Et il y a les castor bricoleurs; ceux qui font du bureau la semaine et ont besoin de «gosser» pour se détendre les samedi et dimanche matin. Surtout les dimanches matin. Comme ils doivent travailler tout le temps, ils ne sont jamais chez eux pour cause de devoir payer une maison ou un condo à un prix devenu ahurissant.

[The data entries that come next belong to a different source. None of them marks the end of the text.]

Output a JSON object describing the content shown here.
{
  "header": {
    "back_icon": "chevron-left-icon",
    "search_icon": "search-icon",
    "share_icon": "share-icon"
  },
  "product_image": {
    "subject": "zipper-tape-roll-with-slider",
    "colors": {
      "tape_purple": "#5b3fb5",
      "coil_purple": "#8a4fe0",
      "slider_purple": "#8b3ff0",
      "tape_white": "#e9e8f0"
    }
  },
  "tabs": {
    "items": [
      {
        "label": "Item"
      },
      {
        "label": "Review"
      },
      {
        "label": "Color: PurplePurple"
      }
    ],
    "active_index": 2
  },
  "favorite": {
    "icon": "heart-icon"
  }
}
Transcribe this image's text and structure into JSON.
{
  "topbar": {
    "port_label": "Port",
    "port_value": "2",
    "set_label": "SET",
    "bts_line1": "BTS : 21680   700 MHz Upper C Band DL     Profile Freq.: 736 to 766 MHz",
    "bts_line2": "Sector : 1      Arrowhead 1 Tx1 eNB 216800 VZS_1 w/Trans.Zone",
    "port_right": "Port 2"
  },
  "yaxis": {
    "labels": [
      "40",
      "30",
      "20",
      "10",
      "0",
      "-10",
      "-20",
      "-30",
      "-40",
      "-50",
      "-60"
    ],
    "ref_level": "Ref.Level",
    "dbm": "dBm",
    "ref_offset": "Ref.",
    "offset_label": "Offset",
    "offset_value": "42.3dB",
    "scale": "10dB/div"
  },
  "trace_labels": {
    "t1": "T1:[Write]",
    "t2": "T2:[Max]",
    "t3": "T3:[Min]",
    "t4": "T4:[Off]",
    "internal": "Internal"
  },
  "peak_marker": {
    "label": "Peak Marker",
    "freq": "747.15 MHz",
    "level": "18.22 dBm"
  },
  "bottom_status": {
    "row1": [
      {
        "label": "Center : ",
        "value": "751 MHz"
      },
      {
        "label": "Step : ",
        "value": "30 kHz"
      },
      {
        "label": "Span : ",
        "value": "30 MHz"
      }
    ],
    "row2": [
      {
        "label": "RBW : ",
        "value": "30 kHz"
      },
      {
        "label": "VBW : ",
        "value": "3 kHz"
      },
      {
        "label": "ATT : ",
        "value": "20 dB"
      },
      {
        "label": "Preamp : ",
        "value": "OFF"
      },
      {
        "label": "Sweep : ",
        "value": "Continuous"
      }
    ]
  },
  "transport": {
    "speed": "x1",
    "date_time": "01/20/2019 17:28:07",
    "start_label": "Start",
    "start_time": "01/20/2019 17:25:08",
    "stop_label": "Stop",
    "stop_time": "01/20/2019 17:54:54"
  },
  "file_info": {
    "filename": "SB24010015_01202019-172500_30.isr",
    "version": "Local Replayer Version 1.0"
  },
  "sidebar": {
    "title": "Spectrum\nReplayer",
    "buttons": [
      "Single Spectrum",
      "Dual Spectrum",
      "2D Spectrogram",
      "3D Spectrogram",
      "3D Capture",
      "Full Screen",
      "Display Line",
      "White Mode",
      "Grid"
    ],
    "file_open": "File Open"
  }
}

L’autre matin (vers début juillet), une BMW s’est stationnée dans la zone des vignettes. Ce qui n’est pas exceptionnel en soi puisque maintenant nous avons des Mini Cooper, des Mercedes, des V.U.S.…Le nouveau propriétaire-voisin sud est arrivé : un Français (je ne sais ce qu’ils viennent découvrir du Québec sur le plateau (et à Mtl en général) puisque des Québécois il n’en a guère plus par ici, on se croirait plutôt dans une réplique de république Française…mais bon c’est un autre sujet en soi). Disons simplement que les Français en général ont de belles qualités, ils font des enfants, nous ont amené le bon pain, le goût des fromages, du vin et les épiceries fines…Mais revenons à mon nouveau voisin; sans se donner la peine de se présenter à nous, il a débuté des travaux de démolition et tout arraché dans le duplex. Il y a deux ans, une famille Canadienne avait effectuée les mêmes travaux, à l’époque ça avait pris quatre mois, ils avaient tout «reconstruit» à partir de la charpente mise à nu. Résultat? Ça fait des semaines et des semaines que ça dure. Ça pioche, ça tape, ça sacre, ça pisse dans la cour, ça scie et ça compresse (comme dans; ostie de moteur de compresseur à marde qui part le bal à 6h50 am et qui roule jusqu’à 16 heures).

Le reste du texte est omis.